Camille s’abstint de répondre. Elle souffrait horriblement, et le zèle maternel de madame Gémozac mettait sa patience à une rude épreuve. Elle ne voulait ni offenser la mère ni rebuter le fils, mais elle était résolue à ne pas céder, dût-elle s’aliéner à tout jamais la femme du généreux associé de son père et décourager les bonnes intentions de Julien, qui s’offrait à la servir.

— Adieu, mademoiselle, dit madame Gémozac. Je regrette de vous avoir dérangée. Vous attendez quelqu’un, sans doute, et il est temps que nous lui cédions la place.

— Vous vous trompez, madame, balbutia Camille en rougissant.

— Je ne me trompe pas. Tenez ! on vient vous voir en voiture.

Un fiacre, en effet, s’arrêtait devant la palissade qui formait l’entrée de la cour, et, à la portière, apparaissait une figure que mademoiselle Monistrol reconnut parfaitement et qui disparut aussitôt.

— Nous gênerions ce monsieur, reprit madame Gémozac. Viens, mon fils.
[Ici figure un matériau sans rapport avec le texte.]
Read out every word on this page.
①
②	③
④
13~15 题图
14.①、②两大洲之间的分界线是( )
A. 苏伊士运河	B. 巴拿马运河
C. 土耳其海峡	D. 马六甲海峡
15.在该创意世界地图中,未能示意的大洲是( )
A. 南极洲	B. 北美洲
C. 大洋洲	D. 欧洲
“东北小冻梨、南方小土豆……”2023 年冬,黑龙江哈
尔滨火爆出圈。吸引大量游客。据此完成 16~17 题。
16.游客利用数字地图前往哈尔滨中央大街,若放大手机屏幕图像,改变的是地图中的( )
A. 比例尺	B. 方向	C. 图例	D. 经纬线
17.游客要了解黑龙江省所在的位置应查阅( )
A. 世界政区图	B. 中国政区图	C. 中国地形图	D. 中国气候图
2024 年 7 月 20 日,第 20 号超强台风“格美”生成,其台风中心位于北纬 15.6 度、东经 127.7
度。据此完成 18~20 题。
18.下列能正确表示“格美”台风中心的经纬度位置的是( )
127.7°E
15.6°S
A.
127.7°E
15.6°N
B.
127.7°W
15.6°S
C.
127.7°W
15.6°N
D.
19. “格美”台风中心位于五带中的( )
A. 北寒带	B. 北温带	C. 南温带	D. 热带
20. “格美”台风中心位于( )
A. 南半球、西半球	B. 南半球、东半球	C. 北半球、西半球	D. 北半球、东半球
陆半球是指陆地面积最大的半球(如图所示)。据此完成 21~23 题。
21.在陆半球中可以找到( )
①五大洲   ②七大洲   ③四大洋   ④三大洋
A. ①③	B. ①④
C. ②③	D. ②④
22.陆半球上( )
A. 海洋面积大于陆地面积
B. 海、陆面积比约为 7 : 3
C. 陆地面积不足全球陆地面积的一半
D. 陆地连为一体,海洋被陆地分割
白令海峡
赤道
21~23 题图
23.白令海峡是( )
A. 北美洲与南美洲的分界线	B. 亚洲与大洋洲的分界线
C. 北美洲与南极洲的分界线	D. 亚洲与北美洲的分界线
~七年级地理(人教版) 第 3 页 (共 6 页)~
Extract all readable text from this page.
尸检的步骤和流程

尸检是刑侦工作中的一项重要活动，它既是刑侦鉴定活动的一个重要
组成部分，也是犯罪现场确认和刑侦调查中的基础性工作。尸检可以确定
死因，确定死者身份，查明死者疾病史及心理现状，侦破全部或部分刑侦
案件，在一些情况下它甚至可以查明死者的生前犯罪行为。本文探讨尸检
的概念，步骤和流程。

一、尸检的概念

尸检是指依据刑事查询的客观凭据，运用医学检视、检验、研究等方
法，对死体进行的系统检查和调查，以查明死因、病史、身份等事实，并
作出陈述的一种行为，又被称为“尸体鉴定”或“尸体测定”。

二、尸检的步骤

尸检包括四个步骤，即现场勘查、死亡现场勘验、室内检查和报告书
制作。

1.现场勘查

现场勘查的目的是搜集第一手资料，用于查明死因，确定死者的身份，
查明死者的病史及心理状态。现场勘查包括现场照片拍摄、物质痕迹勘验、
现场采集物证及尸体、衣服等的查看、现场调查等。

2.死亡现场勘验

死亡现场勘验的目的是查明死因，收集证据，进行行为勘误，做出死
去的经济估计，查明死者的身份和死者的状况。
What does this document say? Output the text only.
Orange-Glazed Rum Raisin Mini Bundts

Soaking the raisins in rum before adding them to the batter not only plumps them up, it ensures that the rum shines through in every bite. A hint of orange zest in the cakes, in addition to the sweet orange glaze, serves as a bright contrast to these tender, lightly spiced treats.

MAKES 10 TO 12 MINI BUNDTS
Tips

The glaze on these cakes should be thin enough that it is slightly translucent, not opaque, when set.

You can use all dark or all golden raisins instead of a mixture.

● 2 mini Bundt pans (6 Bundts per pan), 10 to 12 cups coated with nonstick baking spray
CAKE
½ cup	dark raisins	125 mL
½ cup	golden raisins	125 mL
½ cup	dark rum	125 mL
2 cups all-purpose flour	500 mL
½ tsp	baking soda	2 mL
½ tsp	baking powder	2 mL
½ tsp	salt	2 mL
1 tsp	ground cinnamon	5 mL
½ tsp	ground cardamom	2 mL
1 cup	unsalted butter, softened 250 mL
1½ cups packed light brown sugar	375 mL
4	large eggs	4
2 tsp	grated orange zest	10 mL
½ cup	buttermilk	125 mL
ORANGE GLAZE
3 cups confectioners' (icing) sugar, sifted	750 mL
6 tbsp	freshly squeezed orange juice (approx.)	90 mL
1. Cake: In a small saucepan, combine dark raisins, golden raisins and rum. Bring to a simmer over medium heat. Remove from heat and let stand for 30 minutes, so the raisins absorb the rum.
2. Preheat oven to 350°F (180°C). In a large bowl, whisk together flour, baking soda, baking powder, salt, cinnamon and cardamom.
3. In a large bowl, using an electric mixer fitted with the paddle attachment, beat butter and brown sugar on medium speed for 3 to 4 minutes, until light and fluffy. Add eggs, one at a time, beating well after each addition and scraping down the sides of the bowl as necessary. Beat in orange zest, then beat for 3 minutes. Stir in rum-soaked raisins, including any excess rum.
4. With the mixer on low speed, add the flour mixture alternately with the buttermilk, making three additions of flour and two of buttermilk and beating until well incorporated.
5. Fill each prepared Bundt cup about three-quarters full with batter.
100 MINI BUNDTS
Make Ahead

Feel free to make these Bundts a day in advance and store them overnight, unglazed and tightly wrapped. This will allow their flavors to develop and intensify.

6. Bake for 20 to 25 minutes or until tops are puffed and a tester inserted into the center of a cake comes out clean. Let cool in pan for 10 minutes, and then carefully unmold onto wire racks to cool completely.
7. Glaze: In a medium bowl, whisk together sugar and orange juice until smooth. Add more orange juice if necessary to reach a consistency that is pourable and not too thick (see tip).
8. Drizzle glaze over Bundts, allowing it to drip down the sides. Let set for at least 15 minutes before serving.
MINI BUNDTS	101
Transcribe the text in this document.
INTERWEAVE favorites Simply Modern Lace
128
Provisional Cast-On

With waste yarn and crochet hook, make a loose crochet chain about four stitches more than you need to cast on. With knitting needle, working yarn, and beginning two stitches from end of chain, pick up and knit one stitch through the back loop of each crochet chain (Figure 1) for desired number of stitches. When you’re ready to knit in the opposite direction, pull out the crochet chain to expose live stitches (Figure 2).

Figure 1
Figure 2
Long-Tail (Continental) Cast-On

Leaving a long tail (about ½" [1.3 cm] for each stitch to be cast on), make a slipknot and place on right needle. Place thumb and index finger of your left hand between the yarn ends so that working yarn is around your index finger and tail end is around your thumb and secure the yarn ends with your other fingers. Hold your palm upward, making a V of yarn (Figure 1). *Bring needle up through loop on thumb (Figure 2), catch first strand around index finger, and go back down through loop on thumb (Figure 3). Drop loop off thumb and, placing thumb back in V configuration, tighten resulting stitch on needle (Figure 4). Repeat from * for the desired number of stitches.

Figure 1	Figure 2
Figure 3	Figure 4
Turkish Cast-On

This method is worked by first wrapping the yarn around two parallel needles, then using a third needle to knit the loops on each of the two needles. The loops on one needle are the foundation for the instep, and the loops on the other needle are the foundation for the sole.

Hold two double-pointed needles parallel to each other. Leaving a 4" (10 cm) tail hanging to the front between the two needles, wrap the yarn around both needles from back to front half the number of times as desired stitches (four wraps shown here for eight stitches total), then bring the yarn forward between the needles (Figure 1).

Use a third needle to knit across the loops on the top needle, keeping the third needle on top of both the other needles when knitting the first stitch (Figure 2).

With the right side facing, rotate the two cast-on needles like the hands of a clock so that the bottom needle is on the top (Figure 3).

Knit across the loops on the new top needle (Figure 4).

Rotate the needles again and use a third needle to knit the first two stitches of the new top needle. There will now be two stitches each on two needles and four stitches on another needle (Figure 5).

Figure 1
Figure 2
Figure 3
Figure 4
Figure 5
Nous n’avons plus rien à faire ici.

Julien, cette fois, suivit sa mère sans dire un mot et Camille, humiliée, les vit remonter dans le coupé qui les avait amenés.

Le visiteur qui les mettait en fuite avait baissé vivement le store et se cachait au fond de la voiture.

— C’est lui ! murmura Camille. Il craint de me déplaire en se montrant. Enfin, je retrouve un défenseur plus sérieux que ce brave jeune homme, qui prétend m’aimer et qui en est encore à compter sur la police pour arrêter Zig-Zag.